Comparing Daisy Miller and The Beast in the Jungle by Henry James Essay

Henry James Daisy Miller and The Beast in the jungle arefirst and fore close powerful tragedies beca determination they employ such popular themes as crushed ambitions and wasted lives. And theappeal of each does non equivocation solely in the darkening plot and atmosphere,but in those smallest inside information James gives us. Omit Daisys strange littlelaughs, delete Marchers flinging himself, face down, on Maystomb, and what are we left with? Daisy Miller would be a mere personality study against the backdrop of clashing American and Euro-pean cultures and The Beast in the Jungle, a very detailed inner diaryof a exclusively self-absorbed man who deservingly meets his fate inthe end. It is only when we consider the unrealised social ambitions ofDaisy Miller and the hopeless, empty life of John Marcher as tragediesthat we begin to feel for these two works and discover the unmistakabledepths that guard them so touchingly, and sometimes disturbingly,profound. Their tragic concl usions are about the only function thesestories share, though there is a stark difference in the guidance Henry Jamesapproached his narrative and characterization technique to convey mostfully the underlying tragedies. And yet, despite such differences, whichdraw mainly from the use of opposing tones of voice in the two stories,the bleakness of the stories of Daisy and Marcher is unmistakable.
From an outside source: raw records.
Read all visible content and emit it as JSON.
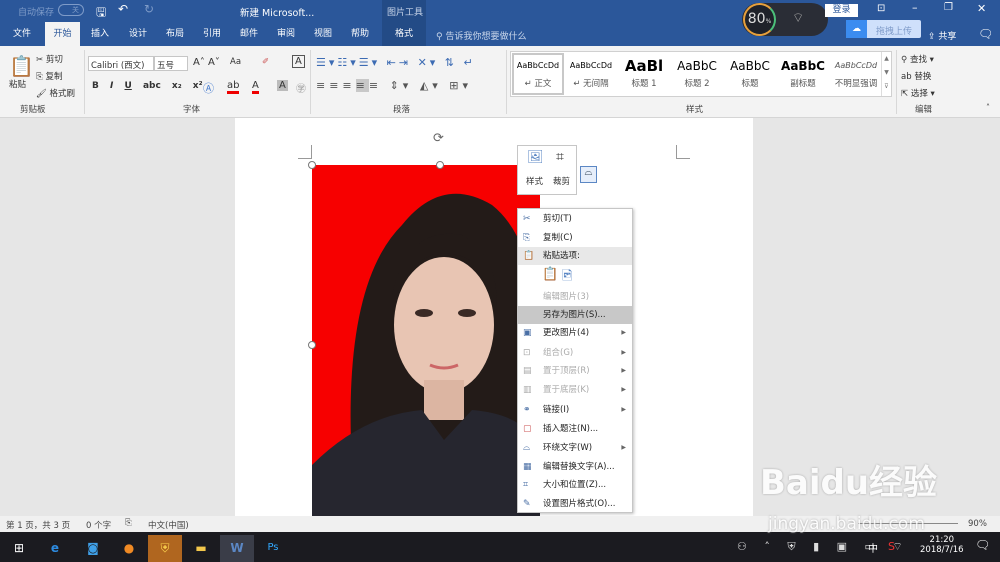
{
  "title_bar": {
    "autosave_label": "自动保存",
    "autosave_state": "关",
    "doc_title": "新建 Microsoft...",
    "context_tab_group": "图片工具",
    "login": "登录",
    "battery": "80",
    "battery_unit": "%",
    "upload": "拖拽上传",
    "share": "共享"
  },
  "tabs": [
    "文件",
    "开始",
    "插入",
    "设计",
    "布局",
    "引用",
    "邮件",
    "审阅",
    "视图",
    "帮助",
    "格式"
  ],
  "tell_me": "告诉我你想要做什么",
  "clipboard": {
    "paste": "粘贴",
    "cut": "剪切",
    "copy": "复制",
    "format_painter": "格式刷",
    "group": "剪贴板"
  },
  "font": {
    "name": "Calibri (西文)",
    "size": "五号",
    "aa": "Aa",
    "group": "字体"
  },
  "paragraph": {
    "group": "段落"
  },
  "styles": {
    "items": [
      {
        "preview": "AaBbCcDd",
        "label": "↵ 正文"
      },
      {
        "preview": "AaBbCcDd",
        "label": "↵ 无间隔"
      },
      {
        "preview": "AaBl",
        "label": "标题 1"
      },
      {
        "preview": "AaBbC",
        "label": "标题 2"
      },
      {
        "preview": "AaBbC",
        "label": "标题"
      },
      {
        "preview": "AaBbC",
        "label": "副标题"
      },
      {
        "preview": "AaBbCcDd",
        "label": "不明显强调"
      }
    ],
    "group": "样式"
  },
  "editing": {
    "find": "查找",
    "replace": "替换",
    "select": "选择",
    "group": "编辑"
  },
  "mini_toolbar": {
    "style": "样式",
    "crop": "裁剪"
  },
  "context_menu": {
    "items": [
      {
        "label": "剪切(T)",
        "icon": "✂",
        "state": "normal"
      },
      {
        "label": "复制(C)",
        "icon": "⎘",
        "state": "normal"
      },
      {
        "label": "粘贴选项:",
        "icon": "📋",
        "state": "header"
      },
      {
        "label": "编辑图片(3)",
        "icon": "",
        "state": "disabled"
      },
      {
        "label": "另存为图片(S)...",
        "icon": "",
        "state": "highlighted"
      },
      {
        "label": "更改图片(4)",
        "icon": "▣",
        "state": "submenu"
      },
      {
        "label": "组合(G)",
        "icon": "⊡",
        "state": "disabled-submenu"
      },
      {
        "label": "置于顶层(R)",
        "icon": "▤",
        "state": "disabled-submenu"
      },
      {
        "label": "置于底层(K)",
        "icon": "▥",
        "state": "disabled-submenu"
      },
      {
        "label": "链接(I)",
        "icon": "⚭",
        "state": "submenu"
      },
      {
        "label": "插入题注(N)...",
        "icon": "▢",
        "state": "normal"
      },
      {
        "label": "环绕文字(W)",
        "icon": "⌓",
        "state": "submenu"
      },
      {
        "label": "编辑替换文字(A)...",
        "icon": "▦",
        "state": "normal"
      },
      {
        "label": "大小和位置(Z)...",
        "icon": "⌗",
        "state": "normal"
      },
      {
        "label": "设置图片格式(O)...",
        "icon": "✎",
        "state": "normal"
      }
    ]
  },
  "status_bar": {
    "page": "第 1 页，共 3 页",
    "words": "0 个字",
    "language": "中文(中国)",
    "zoom": "90%"
  },
  "taskbar": {
    "time": "21:20",
    "date": "2018/7/16",
    "ime": "中"
  },
  "watermark": {
    "brand": "Baidu经验",
    "url": "jingyan.baidu.com"
  }
}
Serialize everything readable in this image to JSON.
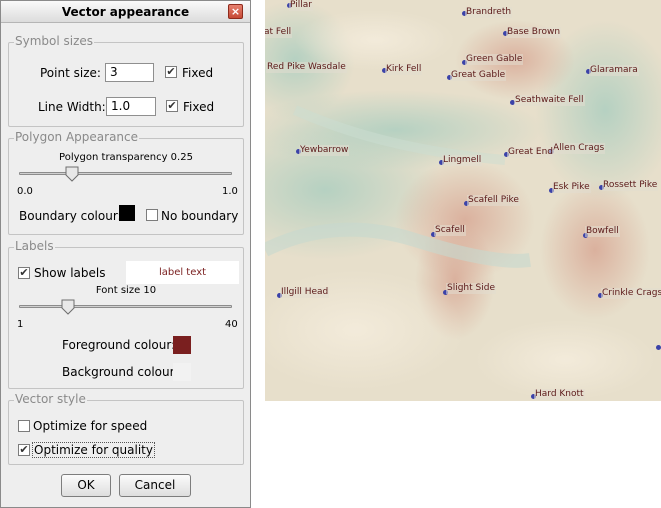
{
  "dialog": {
    "title": "Vector appearance",
    "close_glyph": "×",
    "symbol_sizes": {
      "legend": "Symbol sizes",
      "point_size_label": "Point size:",
      "point_size_value": "3",
      "point_fixed_label": "Fixed",
      "point_fixed_checked": "✔",
      "line_width_label": "Line Width:",
      "line_width_value": "1.0",
      "line_fixed_label": "Fixed",
      "line_fixed_checked": "✔"
    },
    "polygon": {
      "legend": "Polygon Appearance",
      "transparency_label": "Polygon transparency 0.25",
      "transparency_value": 0.25,
      "slider_min": "0.0",
      "slider_max": "1.0",
      "boundary_label": "Boundary colour:",
      "boundary_color": "#000000",
      "no_boundary_label": "No boundary",
      "no_boundary_checked": ""
    },
    "labels": {
      "legend": "Labels",
      "show_labels_label": "Show labels",
      "show_labels_checked": "✔",
      "preview_text": "label text",
      "font_size_label": "Font size 10",
      "font_size_value": 10,
      "slider_min": "1",
      "slider_max": "40",
      "foreground_label": "Foreground colour:",
      "foreground_color": "#7a1f1f",
      "background_label": "Background colour:",
      "background_color": "#f2f2f2"
    },
    "vector_style": {
      "legend": "Vector style",
      "speed_label": "Optimize for speed",
      "speed_checked": "",
      "quality_label": "Optimize for quality",
      "quality_checked": "✔"
    },
    "ok_label": "OK",
    "cancel_label": "Cancel"
  },
  "map": {
    "places": [
      "Pillar",
      "Brandreth",
      "at Fell",
      "Base Brown",
      "Green Gable",
      "Red Pike Wasdale",
      "Kirk Fell",
      "Great Gable",
      "Glaramara",
      "Seathwaite Fell",
      "Yewbarrow",
      "Allen Crags",
      "Great End",
      "Lingmell",
      "Esk Pike",
      "Rossett Pike",
      "Scafell Pike",
      "Scafell",
      "Bowfell",
      "Illgill Head",
      "Slight Side",
      "Crinkle Crags",
      "Hard Knott"
    ]
  }
}
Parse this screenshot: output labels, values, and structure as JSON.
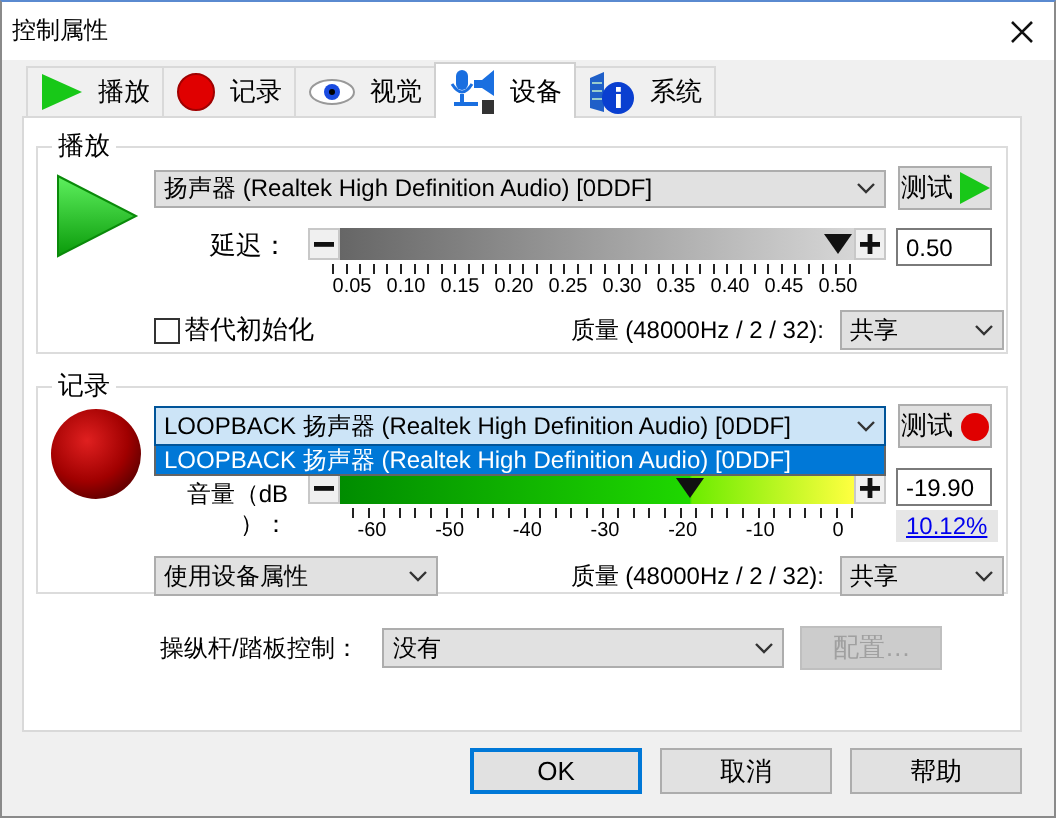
{
  "window": {
    "title": "控制属性"
  },
  "tabs": [
    {
      "label": "播放",
      "selected": false
    },
    {
      "label": "记录",
      "selected": false
    },
    {
      "label": "视觉",
      "selected": false
    },
    {
      "label": "设备",
      "selected": true
    },
    {
      "label": "系统",
      "selected": false
    }
  ],
  "playback": {
    "title": "播放",
    "device": {
      "value": "扬声器 (Realtek High Definition Audio) [0DDF]",
      "focused": false
    },
    "test_button": "测试",
    "latency": {
      "label": "延迟：",
      "level": 0.97,
      "value": "0.50",
      "ticks": [
        "0.05",
        "0.10",
        "0.15",
        "0.20",
        "0.25",
        "0.30",
        "0.35",
        "0.40",
        "0.45",
        "0.50"
      ]
    },
    "alt_init": {
      "label": "替代初始化",
      "checked": false
    },
    "quality": {
      "label": "质量 (48000Hz / 2 / 32):",
      "value": "共享"
    }
  },
  "record": {
    "title": "记录",
    "device": {
      "value": "LOOPBACK 扬声器 (Realtek High Definition Audio) [0DDF]",
      "focused": true,
      "options": [
        {
          "label": "LOOPBACK 扬声器 (Realtek High Definition Audio) [0DDF]",
          "selected": true
        }
      ]
    },
    "test_button": "测试",
    "volume": {
      "label": "音量（dB ）：",
      "level": 0.68,
      "value": "-19.90",
      "percent": "10.12%",
      "ticks": [
        "-60",
        "-50",
        "-40",
        "-30",
        "-20",
        "-10",
        "0"
      ]
    },
    "mode": {
      "value": "使用设备属性"
    },
    "quality": {
      "label": "质量 (48000Hz / 2 / 32):",
      "value": "共享"
    }
  },
  "joystick": {
    "label": "操纵杆/踏板控制：",
    "value": "没有",
    "config": {
      "label": "配置…",
      "disabled": true
    }
  },
  "buttons": [
    {
      "label": "OK",
      "default": true
    },
    {
      "label": "取消",
      "default": false
    },
    {
      "label": "帮助",
      "default": false
    }
  ]
}
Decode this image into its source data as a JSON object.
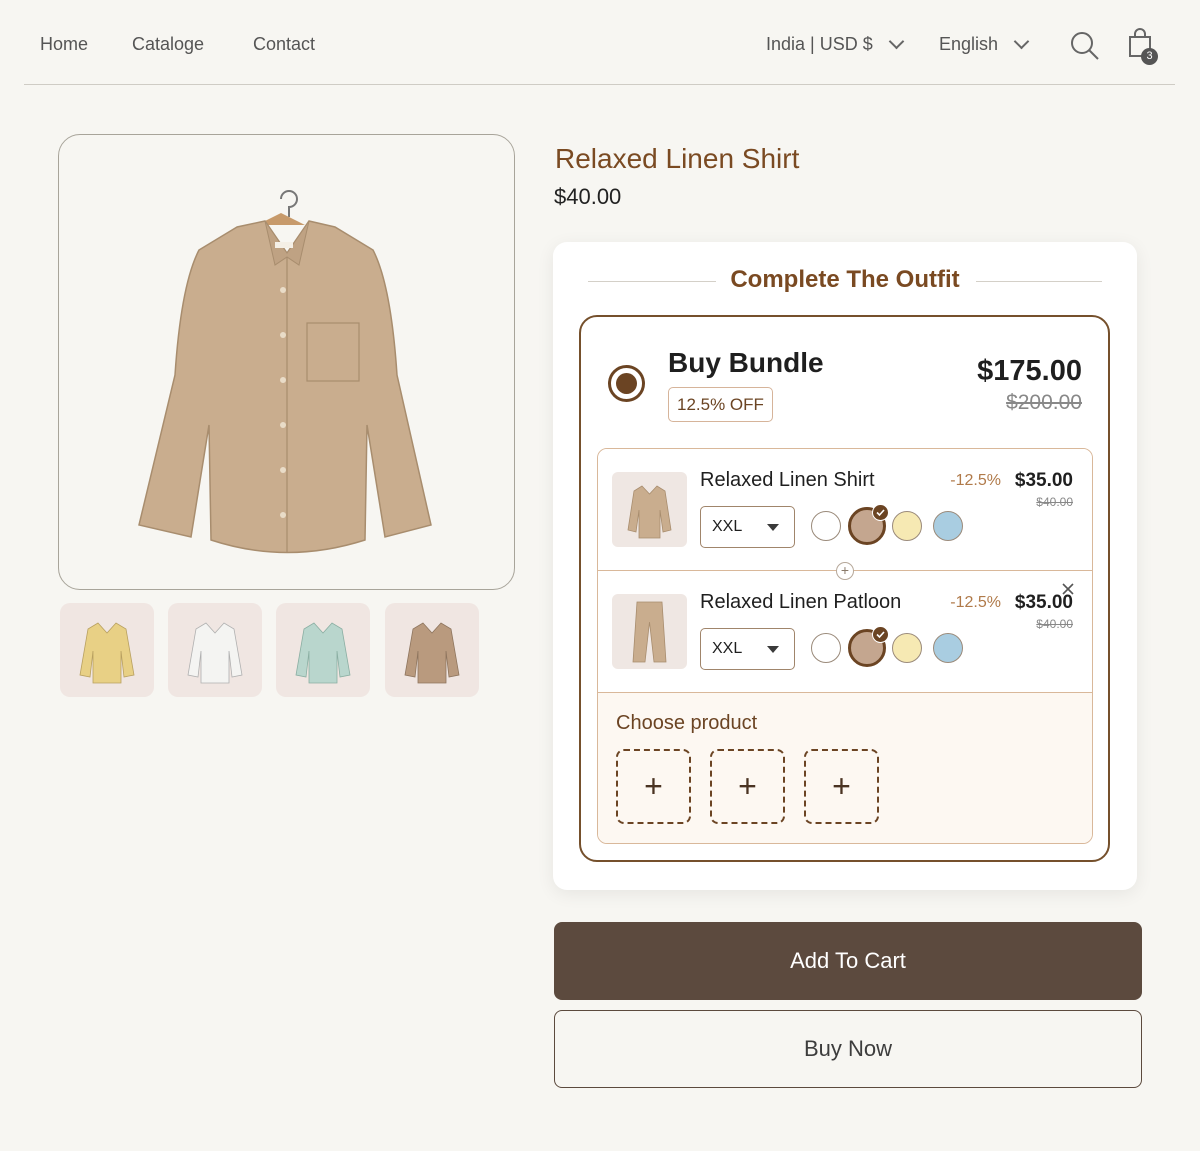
{
  "nav": {
    "links": [
      "Home",
      "Cataloge",
      "Contact"
    ],
    "region": "India | USD $",
    "language": "English",
    "cart_count": "3"
  },
  "product": {
    "title": "Relaxed Linen Shirt",
    "price": "$40.00",
    "main_color": "#c9ad8e",
    "thumbnail_colors": [
      "#e8d085",
      "#f4f4f2",
      "#b9d6cd",
      "#b99a7e"
    ]
  },
  "bundle": {
    "heading": "Complete The Outfit",
    "title": "Buy Bundle",
    "off_badge": "12.5% OFF",
    "price": "$175.00",
    "old_price": "$200.00",
    "items": [
      {
        "name": "Relaxed Linen Shirt",
        "discount": "-12.5%",
        "price": "$35.00",
        "old_price": "$40.00",
        "size": "XXL",
        "swatches": [
          "#ffffff",
          "#c4a68f",
          "#f6e9b3",
          "#a9cde1"
        ],
        "selected_swatch": 1
      },
      {
        "name": "Relaxed Linen Patloon",
        "discount": "-12.5%",
        "price": "$35.00",
        "old_price": "$40.00",
        "size": "XXL",
        "swatches": [
          "#ffffff",
          "#c4a68f",
          "#f6e9b3",
          "#a9cde1"
        ],
        "selected_swatch": 1
      }
    ],
    "choose_label": "Choose product",
    "add_slots": [
      "+",
      "+",
      "+"
    ]
  },
  "actions": {
    "add_to_cart": "Add To Cart",
    "buy_now": "Buy Now"
  }
}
Edith Wharton proposes an evoke theory as to what makes atragedy, and it has very much to do with our nurture experience. Whatwe know about the events slowly unfolding before us, or what the germ allows us to know, heavily influences the way we feel about thestory and its characters, ... ... well-read that comesfrom recital is sometimes also granted to the characters we are readingabout. Despite the differences in narrative techniques, the two storiesdo converge here. It is sad to leave these stories knowing that part ofthe blame for the fates of the two main characters must actually be p uton themselves, but even sadder to see that they are not allowed toremain ignorant forever, to know that they, too, finally realize how theyhave have their own worst enemies. And herein lies the essence oftheir tragedies this illumination (54), this horror of argus-eyed (673). Works CitedJames, Henry. The Beast in the Jungle. The Story and Its Writer An Introduction to pathetic Fiction. Ed. Ann Charters. Boston Bedford Books, 1995.______. Daisy Miller. New York Dover Publications Inc., 1995.